Бабка взгромоздилась на скамейку‚ глядела из-под руки на проходивший мимо отряд. Как парад принимала. Колонну женихов на марше. Хромого с косым. Да кривого с горбатым. Да с клюшкой. Да на костыликах.
– Всё. Дальше шагайте сами. Там пруд. Вокруг бабы несчитанные. Скажете – от меня.
– А ты? Шла бы с нами.
– А мне делов не переделать. Кульером работаю. Пакеты таскаю. Письма-квитанции. Скороход ваша бабка на старости лет. Входящая-исходящая.
– Старая‚ – попросили‚ – угомонись‚ подруга. Внучатки пускай работают‚ лбы здоровенные. Их теперь черед.
– Дак они ж у меня в тюрьме кукуют‚ близнятки мои. Колька подследственный да Петька подконвойный. А может‚ и наоборот.
– Да что ты?
– Да то. Собрались к вечеру‚ инструмент спроворили‚ хлеба краюху‚ сказывают на пороге: "Ты у нас‚ красавица‚ в бархате жить станешь". Я им: "Вы куда?" – "На дело‚ умница. На рысях на большие дела. Не всё им, кой-чего и нам". И ускакали‚ поганцы. Вот я теперь и нарабатываю‚ близняткам на передачи‚ проглотитам моим. Кольке – мешок полный‚ Петьке – рюкзак цельный. А они: "Не журись‚ девушка‚ в сапожках гулять станешь. На путину поедешь‚ крабов увидишь".
И пошлепала в свою сторону.
Она шла за стариками по боковой дорожке. Голова набок. Глаза скорбные. Руки донизу. Пальцы перебирают подол. И черная машина катила за оградой‚ будто с малого уклона‚ резиной терлась о борт.
– Я ведь какая была? – говорила. – Я ведь такая была. Упрямая. Настырная. Своевольная. Пробивалась в него долго‚ отчаянно‚ безуспешно‚ и когда‚ наконец‚ сдалась‚ он меня принял. Радость моя! Удача невозможная. От него яблоками пахло. Антоновкой.

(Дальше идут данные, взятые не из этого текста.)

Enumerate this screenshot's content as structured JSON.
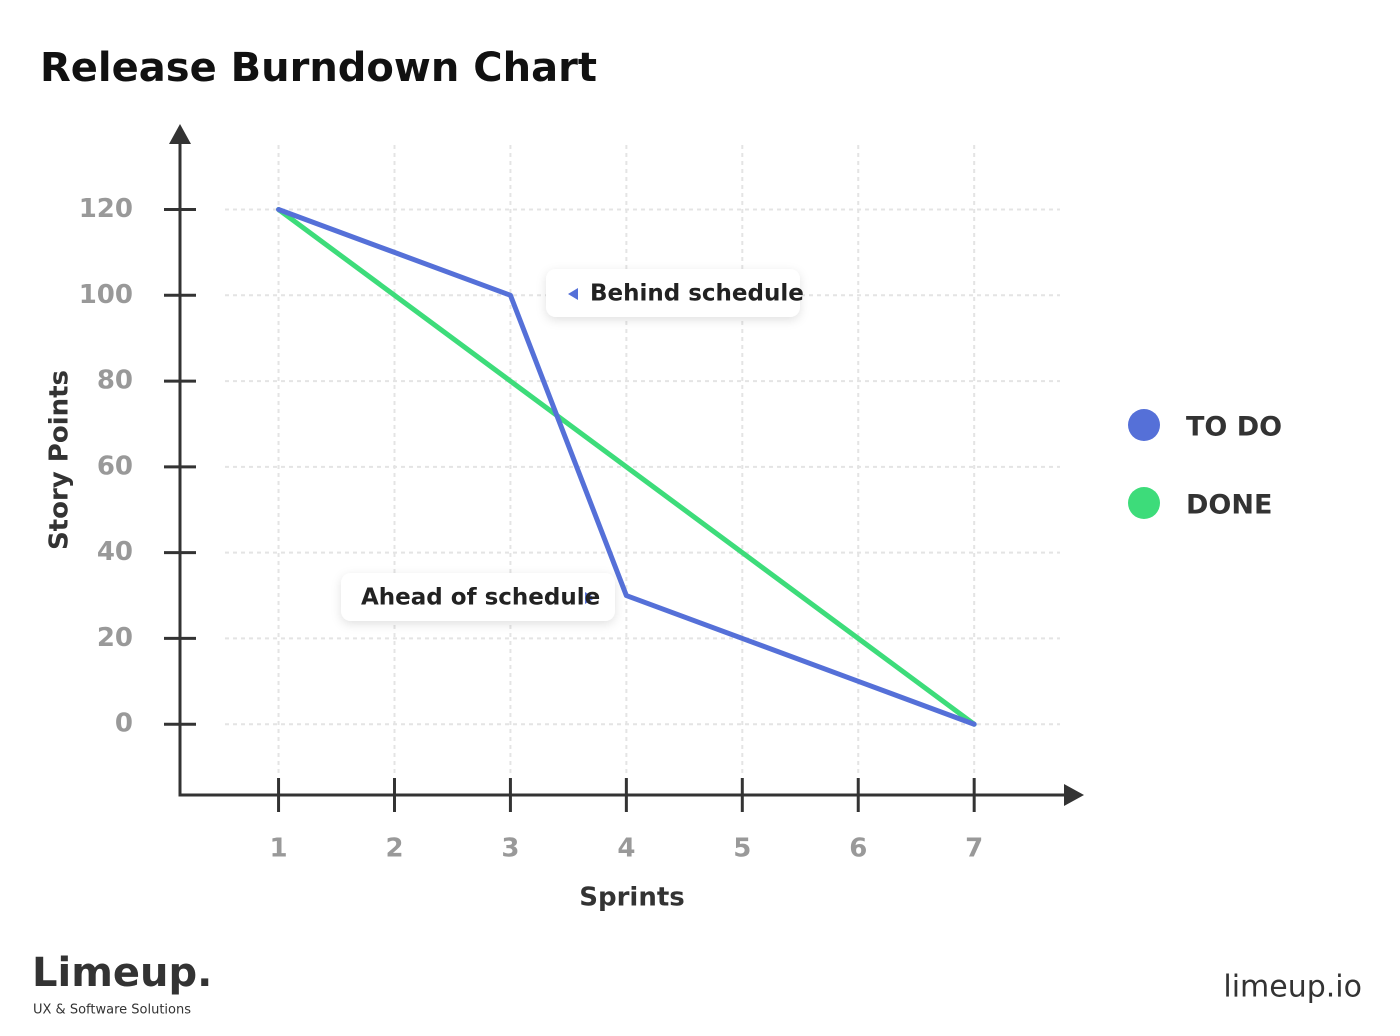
{
  "chart_data": {
    "type": "line",
    "title": "Release Burndown Chart",
    "x_label": "Sprints",
    "y_label": "Story Points",
    "x": [
      1,
      2,
      3,
      4,
      5,
      6,
      7
    ],
    "series": [
      {
        "name": "TO DO",
        "color": "#5570d8",
        "values": [
          120,
          110,
          100,
          30,
          20,
          10,
          0
        ]
      },
      {
        "name": "DONE",
        "color": "#3ddc7a",
        "values": [
          120,
          100,
          80,
          60,
          40,
          20,
          0
        ]
      }
    ],
    "xlim": [
      0.15,
      7.93
    ],
    "xticks": [
      1,
      2,
      3,
      4,
      5,
      6,
      7
    ],
    "ylim": [
      -16.5,
      139
    ],
    "yticks": [
      0,
      20,
      40,
      60,
      80,
      100,
      120
    ],
    "grid": true,
    "legend": "right",
    "annotations": [
      {
        "text": "Behind schedule"
      },
      {
        "text": "Ahead of schedule"
      }
    ]
  },
  "footer": {
    "logo": "Limeup.",
    "tagline": "UX & Software Solutions",
    "url": "limeup.io"
  }
}
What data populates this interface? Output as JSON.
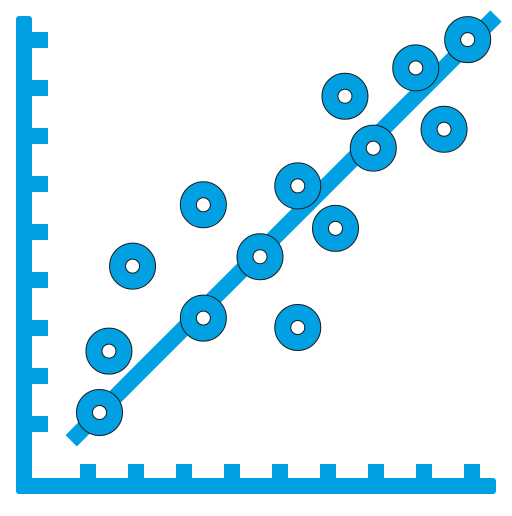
{
  "colors": {
    "primary": "#00A0E3",
    "hole": "#ffffff",
    "outline": "#1a1a1a"
  },
  "icon": "scatter-plot-with-trend-line-icon",
  "chart_data": {
    "type": "scatter",
    "title": "",
    "xlabel": "",
    "ylabel": "",
    "grid": false,
    "xlim": [
      0,
      10
    ],
    "ylim": [
      0,
      10
    ],
    "x_ticks": 9,
    "y_ticks": 9,
    "points": [
      {
        "x": 1.6,
        "y": 1.6
      },
      {
        "x": 1.8,
        "y": 2.9
      },
      {
        "x": 2.3,
        "y": 4.7
      },
      {
        "x": 3.8,
        "y": 3.6
      },
      {
        "x": 3.8,
        "y": 6.0
      },
      {
        "x": 5.0,
        "y": 4.9
      },
      {
        "x": 5.8,
        "y": 3.4
      },
      {
        "x": 5.8,
        "y": 6.4
      },
      {
        "x": 6.6,
        "y": 5.5
      },
      {
        "x": 6.8,
        "y": 8.3
      },
      {
        "x": 7.4,
        "y": 7.2
      },
      {
        "x": 8.3,
        "y": 8.9
      },
      {
        "x": 8.9,
        "y": 7.6
      },
      {
        "x": 9.4,
        "y": 9.5
      }
    ],
    "trend_line": {
      "x": [
        1.0,
        10.0
      ],
      "y": [
        1.0,
        10.0
      ]
    }
  }
}
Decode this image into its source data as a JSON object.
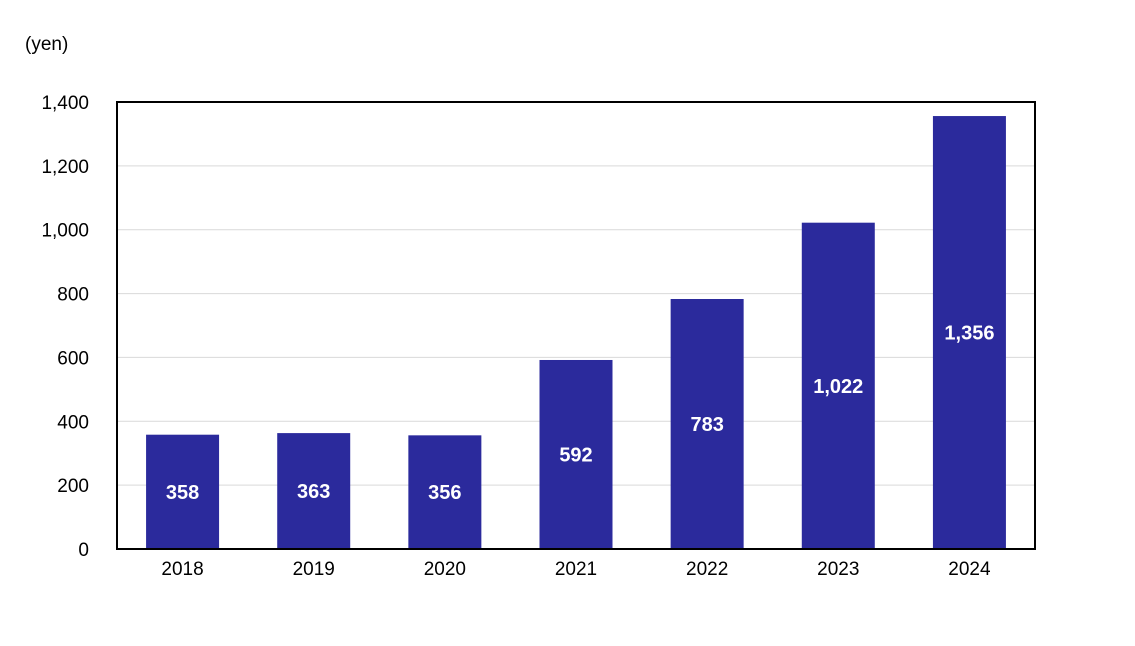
{
  "chart_data": {
    "type": "bar",
    "unit_label": "(yen)",
    "categories": [
      "2018",
      "2019",
      "2020",
      "2021",
      "2022",
      "2023",
      "2024"
    ],
    "values": [
      358,
      363,
      356,
      592,
      783,
      1022,
      1356
    ],
    "value_labels": [
      "358",
      "363",
      "356",
      "592",
      "783",
      "1,022",
      "1,356"
    ],
    "ylim": [
      0,
      1400
    ],
    "yticks": [
      0,
      200,
      400,
      600,
      800,
      1000,
      1200,
      1400
    ],
    "ytick_labels": [
      "0",
      "200",
      "400",
      "600",
      "800",
      "1,000",
      "1,200",
      "1,400"
    ],
    "grid": true,
    "legend": "none",
    "bar_color": "#2b2a9c",
    "grid_color": "#d9d9d9",
    "frame_color": "#000000",
    "label_color": "#ffffff"
  }
}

– Ничего этого не было‚ – сказали обиженно из черной машины. – Нам ли не знать?
– Бебу спроси. Фиму-дурака. Тахту скрипучую. Он говорил: "Нас интересуют ваши тридцать. И сорок. И пятьдесят ваших лет". И еще: "Я приснюсь тебе в ночь перед возвращением. Жди". И я жду.
– Себе-то не ври‚ – скажет на это Беба‚ ненужная ее подруга.
– Кому тогда врать? – скажет Фима-дурак.
Встали толпой потрясенные женихи.
Жались кучкой постаревшие враз невесты.
Тянули басовито и похоронно:
Последний год‚
Последний час‚
Последний вечер
Я у вас.
Последняя
Минуточка‚
Прощай‚
Прощай‚
Анюточка.
Бом-бом-бом!
Зыбило пруд. Морщило гладь. Ежило размытые пятна. Колыхалась на неспокойной воде долбленая лодочка-однодеревка‚ челн-перевертыш‚ как гроб без крышки. Легким ветерком подгоняло его к берегу‚ к темной громаде ресторана‚ словно просился он обратно‚ к живым. Тогда его отпихивали багром.